El momento populista

Si bien podrían desprenderse algunas pistas que nos ayuden a pensar las democracias en estas latitudes, el libro de Chantal Mouffe está situado e inscrito en una coyuntura particular: Europa Occidental y su momento populista. Dicho esto, la autora se mete con el manoseado concepto de populismo. Visto y considerando los mares de tinta destinados al tema y con el mero objetivo de hacer entendible el concepto para los fines de este artículo, sólo diremos que a partir de Mouffe y Laclau entendemos al populismo como una estrategia discursiva de construcción de una frontera política que divide a la sociedad en dos campos y convoca a la movilización de “los de abajo” contra “aquellos en el poder” (Laclau, 2005). En este sentido, Mouffe introduce la idea de “momento populista” para hacer referencia a la situación en la que “la multiplicación de demandas insatisfechas desestabiliza la hegemonía dominante”desbordando el marco institucional existente.

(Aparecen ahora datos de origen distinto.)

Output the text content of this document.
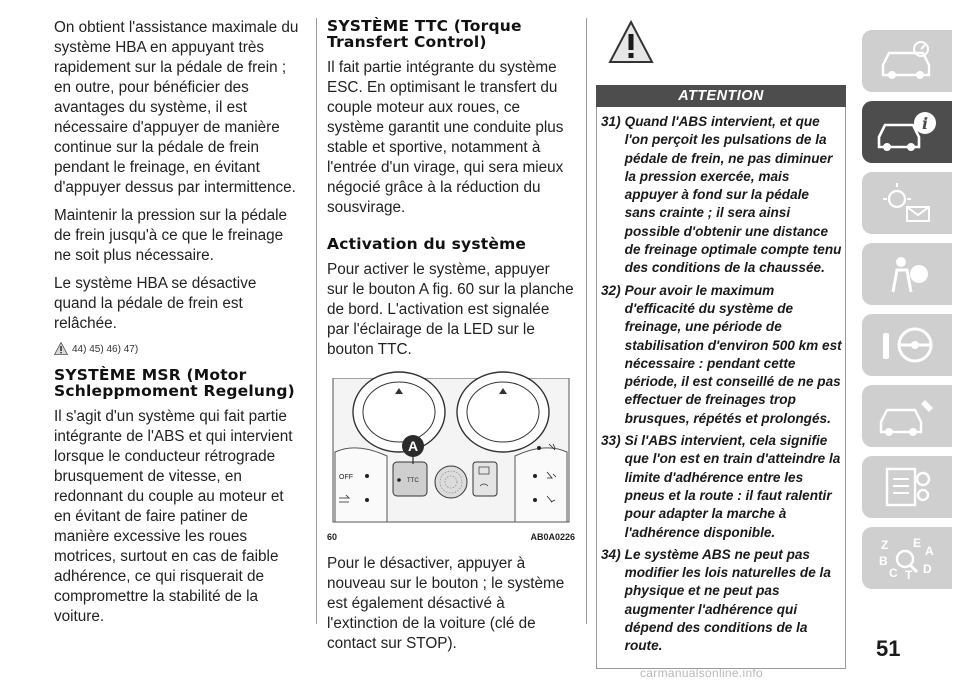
On obtient l'assistance maximale du système HBA en appuyant très rapidement sur la pédale de frein ; en outre, pour bénéficier des avantages du système, il est nécessaire d'appuyer de manière continue sur la pédale de frein pendant le freinage, en évitant d'appuyer dessus par intermittence.

Maintenir la pression sur la pédale de frein jusqu'à ce que le freinage ne soit plus nécessaire.

Le système HBA se désactive quand la pédale de frein est relâchée.

44) 45) 46) 47)
SYSTÈME MSR (Motor Schleppmoment Regelung)

Il s'agit d'un système qui fait partie intégrante de l'ABS et qui intervient lorsque le conducteur rétrograde brusquement de vitesse, en redonnant du couple au moteur et en évitant de faire patiner de manière excessive les roues motrices, surtout en cas de faible adhérence, ce qui risquerait de compromettre la stabilité de la voiture.

SYSTÈME TTC (Torque Transfert Control)

Il fait partie intégrante du système ESC. En optimisant le transfert du couple moteur aux roues, ce système garantit une conduite plus stable et sportive, notamment à l'entrée d'un virage, qui sera mieux négocié grâce à la réduction du sousvirage.

Activation du système

Pour activer le système, appuyer sur le bouton A fig. 60 sur la planche de bord. L'activation est signalée par l'éclairage de la LED sur le bouton TTC.

OFF	TTC
A
60	AB0A0226

Pour le désactiver, appuyer à nouveau sur le bouton ; le système est également désactivé à l'extinction de la voiture (clé de contact sur STOP).

ATTENTION
31) Quand l'ABS intervient, et que l'on perçoit les pulsations de la pédale de frein, ne pas diminuer la pression exercée, mais appuyer à fond sur la pédale sans crainte ; il sera ainsi possible d'obtenir une distance de freinage optimale compte tenu des conditions de la chaussée.
32) Pour avoir le maximum d'efficacité du système de freinage, une période de stabilisation d'environ 500 km est nécessaire : pendant cette période, il est conseillé de ne pas effectuer de freinages trop brusques, répétés et prolongés.
33) Si l'ABS intervient, cela signifie que l'on est en train d'atteindre la limite d'adhérence entre les pneus et la route : il faut ralentir pour adapter la marche à l'adhérence disponible.
34) Le système ABS ne peut pas modifier les lois naturelles de la physique et ne peut pas augmenter l'adhérence qui dépend des conditions de la route.
i
Z E
A
B
C T D
51
carmanualsonline.info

¿De qué hablamos cuando decimos que la formación hegemónica neoliberal que reemplazó al Estado de bienestar keynesiano está en crisis? Hablamos de la crisis de la democracia liberal o, en los términos que propone el texto, hablamos de posdemocracia. Carl Schmitt planteaba que hay una tensión constitutiva entre los dos elementos que dan forma a lo que conocemos como democracias liberales: la idea de universalidad -propia de la tradición liberal- y los principios de igualdad -ligados al imaginario democrático-, los cuales según Mouffe entran en tensión cuando se enfrentan diferentes configuraciones hegemónicas. Esta posibilidad de confrontación agonista entre fuerzas políticas con vocación hegemónica es la que entra en crisis, por no decir desaparece, con la posdemocracia. Eliminada la posibilidad de tensión agonista entre diferentes proyectos de sociedad, nos vemos despojados nosotros mismos de la posibilidad de ejercer nuestros derechos democráticos. Al correlato de este proceso en la arena política Mouffe lo denomina pospolítica, situación en la que se “desdibuja la frontera política entre la derecha y la izquierda” bajo el pretexto de la “modernización” y el condicionamiento de la dictadura del capital financiero.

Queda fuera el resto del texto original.